Yesterday, about the time I got off work, my younger daughter called me to tell me that her car wouldn’t start. So, after picking up my kitty from the vet (another story) and taking him home, I started up towards my daughter’s college. I called my husband to see if we had a roadside assistance program (like AAA) and he said we did, but I had no idea where my card might be. He asked me if I wanted him to go up to the college and see about the car. I told him that wouldn’t work because our younger daughter won’t speak to him. I said I would call him when I got there if I needed him. He said, “If that’s the way you want it” in a rather rude voice.
I wanted to scream. That’s NOT the way I want it. I want a man who actually has a loving relationship with his daughter so that this would not even be an issue. I want a man who loves his daughter enough to actually build a relationship, that he would be the one she calls when she has car trouble.
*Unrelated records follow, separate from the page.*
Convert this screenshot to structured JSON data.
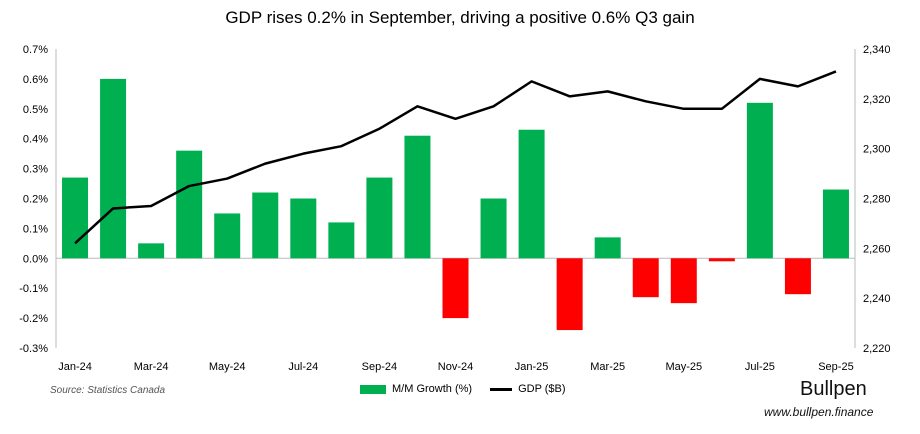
{
  "chart_data": {
    "type": "bar+line",
    "title": "GDP rises 0.2% in September, driving a positive 0.6% Q3 gain",
    "categories": [
      "Jan-24",
      "Feb-24",
      "Mar-24",
      "Apr-24",
      "May-24",
      "Jun-24",
      "Jul-24",
      "Aug-24",
      "Sep-24",
      "Oct-24",
      "Nov-24",
      "Dec-24",
      "Jan-25",
      "Feb-25",
      "Mar-25",
      "Apr-25",
      "May-25",
      "Jun-25",
      "Jul-25",
      "Aug-25",
      "Sep-25"
    ],
    "x_tick_labels": [
      "Jan-24",
      "Mar-24",
      "May-24",
      "Jul-24",
      "Sep-24",
      "Nov-24",
      "Jan-25",
      "Mar-25",
      "May-25",
      "Jul-25",
      "Sep-25"
    ],
    "series": [
      {
        "name": "M/M Growth (%)",
        "type": "bar",
        "axis": "left",
        "values": [
          0.27,
          0.6,
          0.05,
          0.36,
          0.15,
          0.22,
          0.2,
          0.12,
          0.27,
          0.41,
          -0.2,
          0.2,
          0.43,
          -0.24,
          0.07,
          -0.13,
          -0.15,
          -0.01,
          0.52,
          -0.12,
          0.23
        ],
        "color_positive": "#00b050",
        "color_negative": "#ff0000"
      },
      {
        "name": "GDP ($B)",
        "type": "line",
        "axis": "right",
        "values": [
          2262,
          2276,
          2277,
          2285,
          2288,
          2294,
          2298,
          2301,
          2308,
          2317,
          2312,
          2317,
          2327,
          2321,
          2323,
          2319,
          2316,
          2316,
          2328,
          2325,
          2331
        ],
        "color": "#000000"
      }
    ],
    "left_axis": {
      "ylim": [
        -0.3,
        0.7
      ],
      "ticks": [
        "-0.3%",
        "-0.2%",
        "-0.1%",
        "0.0%",
        "0.1%",
        "0.2%",
        "0.3%",
        "0.4%",
        "0.5%",
        "0.6%",
        "0.7%"
      ]
    },
    "right_axis": {
      "ylim": [
        2220,
        2340
      ],
      "ticks": [
        "2,220",
        "2,240",
        "2,260",
        "2,280",
        "2,300",
        "2,320",
        "2,340"
      ]
    },
    "grid": false,
    "legend": "bottom"
  },
  "footer": {
    "source": "Source: Statistics Canada",
    "logo": "Bullpen",
    "url": "www.bullpen.finance"
  }
}
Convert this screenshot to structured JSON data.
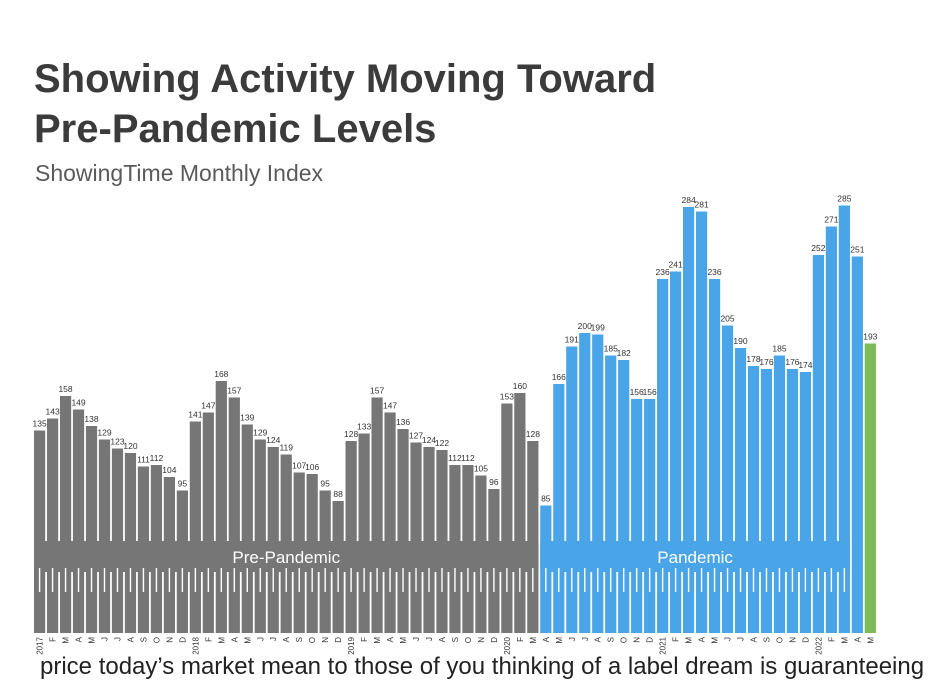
{
  "title_line1": "Showing Activity Moving Toward",
  "title_line2": "Pre-Pandemic Levels",
  "subtitle": "ShowingTime Monthly Index",
  "caption": "price today’s market mean to those of you thinking of a label dream is guaranteeing",
  "colors": {
    "pre": "#767676",
    "pandemic": "#4aa5e8",
    "latest": "#7dbb57"
  },
  "chart_data": {
    "type": "bar",
    "title": "Showing Activity Moving Toward Pre-Pandemic Levels",
    "subtitle": "ShowingTime Monthly Index",
    "categories": [
      "2017",
      "F",
      "M",
      "A",
      "M",
      "J",
      "J",
      "A",
      "S",
      "O",
      "N",
      "D",
      "2018",
      "F",
      "M",
      "A",
      "M",
      "J",
      "J",
      "A",
      "S",
      "O",
      "N",
      "D",
      "2019",
      "F",
      "M",
      "A",
      "M",
      "J",
      "J",
      "A",
      "S",
      "O",
      "N",
      "D",
      "2020",
      "F",
      "M",
      "A",
      "M",
      "J",
      "J",
      "A",
      "S",
      "O",
      "N",
      "D",
      "2021",
      "F",
      "M",
      "A",
      "M",
      "J",
      "J",
      "A",
      "S",
      "O",
      "N",
      "D",
      "2022",
      "F",
      "M",
      "A",
      "M"
    ],
    "values": [
      135,
      143,
      158,
      149,
      138,
      129,
      123,
      120,
      111,
      112,
      104,
      95,
      141,
      147,
      168,
      157,
      139,
      129,
      124,
      119,
      107,
      106,
      95,
      88,
      128,
      133,
      157,
      147,
      136,
      127,
      124,
      122,
      112,
      112,
      105,
      96,
      153,
      160,
      128,
      85,
      166,
      191,
      200,
      199,
      185,
      182,
      156,
      156,
      236,
      241,
      284,
      281,
      236,
      205,
      190,
      178,
      176,
      185,
      176,
      174,
      252,
      271,
      285,
      251,
      193
    ],
    "segments": [
      {
        "label": "Pre-Pandemic",
        "start": 0,
        "end": 38,
        "color": "#767676"
      },
      {
        "label": "Pandemic",
        "start": 39,
        "end": 62,
        "color": "#4aa5e8"
      },
      {
        "label": "",
        "start": 63,
        "end": 63,
        "color": "#4aa5e8"
      },
      {
        "label": "",
        "start": 64,
        "end": 64,
        "color": "#7dbb57"
      }
    ],
    "xlabel": "",
    "ylabel": "",
    "ylim": [
      0,
      300
    ],
    "grid": false,
    "legend": "none"
  }
}
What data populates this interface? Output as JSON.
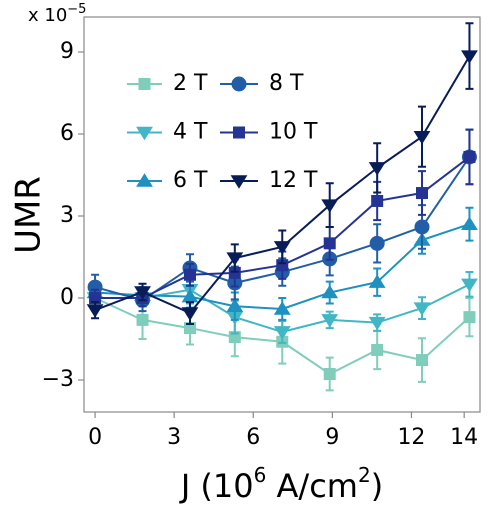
{
  "chart_data": {
    "type": "line",
    "ylabel": "UMR",
    "y_multiplier": {
      "base": "x 10",
      "exponent": "−5"
    },
    "xlabel": [
      "J (10",
      "6",
      " A/cm",
      "2",
      ")"
    ],
    "x": [
      0,
      1.8,
      3.6,
      5.3,
      7.1,
      8.9,
      10.7,
      12.4,
      14.2
    ],
    "xlim": [
      -0.42,
      14.6
    ],
    "xticks": [
      0,
      3,
      6,
      9,
      12,
      14
    ],
    "ylim": [
      -4.17,
      10.28
    ],
    "yticks": [
      {
        "value": -3,
        "label": "−3"
      },
      0,
      3,
      6,
      9
    ],
    "legend": "upper left",
    "series": [
      {
        "name": "2 T",
        "color": "#7fcdbb",
        "marker": "square",
        "values": [
          0,
          -0.8,
          -1.1,
          -1.43,
          -1.6,
          -2.78,
          -1.9,
          -2.27,
          -0.7
        ],
        "errors": [
          0.1,
          0.7,
          0.6,
          0.7,
          0.8,
          0.6,
          0.7,
          0.8,
          0.7
        ]
      },
      {
        "name": "4 T",
        "color": "#41b6c4",
        "marker": "triangle-down",
        "values": [
          0,
          0,
          0.3,
          -0.7,
          -1.24,
          -0.8,
          -0.9,
          -0.37,
          0.5
        ],
        "errors": [
          0.1,
          0.3,
          0.5,
          0.6,
          0.4,
          0.3,
          0.3,
          0.4,
          0.45
        ]
      },
      {
        "name": "6 T",
        "color": "#1d91c0",
        "marker": "triangle-up",
        "values": [
          0.2,
          0.1,
          0.05,
          -0.3,
          -0.4,
          0.2,
          0.58,
          2.12,
          2.7
        ],
        "errors": [
          0.1,
          0.3,
          0.4,
          0.5,
          0.4,
          0.4,
          0.5,
          0.5,
          0.6
        ]
      },
      {
        "name": "8 T",
        "color": "#225ea8",
        "marker": "circle",
        "values": [
          0.4,
          -0.08,
          1.1,
          0.55,
          0.95,
          1.43,
          2.0,
          2.6,
          5.16
        ],
        "errors": [
          0.45,
          0.4,
          0.5,
          0.6,
          0.5,
          0.6,
          0.7,
          0.8,
          1.0
        ]
      },
      {
        "name": "10 T",
        "color": "#253494",
        "marker": "square",
        "values": [
          0,
          0,
          0.85,
          0.92,
          1.2,
          2.0,
          3.55,
          3.84,
          5.16
        ],
        "errors": [
          0.3,
          0.3,
          0.4,
          0.5,
          0.5,
          0.6,
          0.7,
          0.8,
          1.0
        ]
      },
      {
        "name": "12 T",
        "color": "#081d58",
        "marker": "triangle-down",
        "values": [
          -0.44,
          0.22,
          -0.55,
          1.46,
          1.87,
          3.4,
          4.76,
          5.9,
          8.85
        ],
        "errors": [
          0.3,
          0.3,
          0.4,
          0.5,
          0.6,
          0.8,
          0.9,
          1.1,
          1.2
        ]
      }
    ]
  }
}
I want a man who would be a daddy to his little girl, now grown up.
Anyhow, I called him back a few minutes later and asked him to meet me up at the college. I had to be the buffer, chose to be the buffer, between the two of them. We jump-started the car and she was able to drive home without any problem.
Today at work, someone called me by a diminutive of my name. Very few people have called me that in my life and no one has called me that in years. It makes me feel very special when someone calls me by that name. But this man didn’t know that. He is just a friendly, energetic co-worker. Still, it was nice to hear the name again.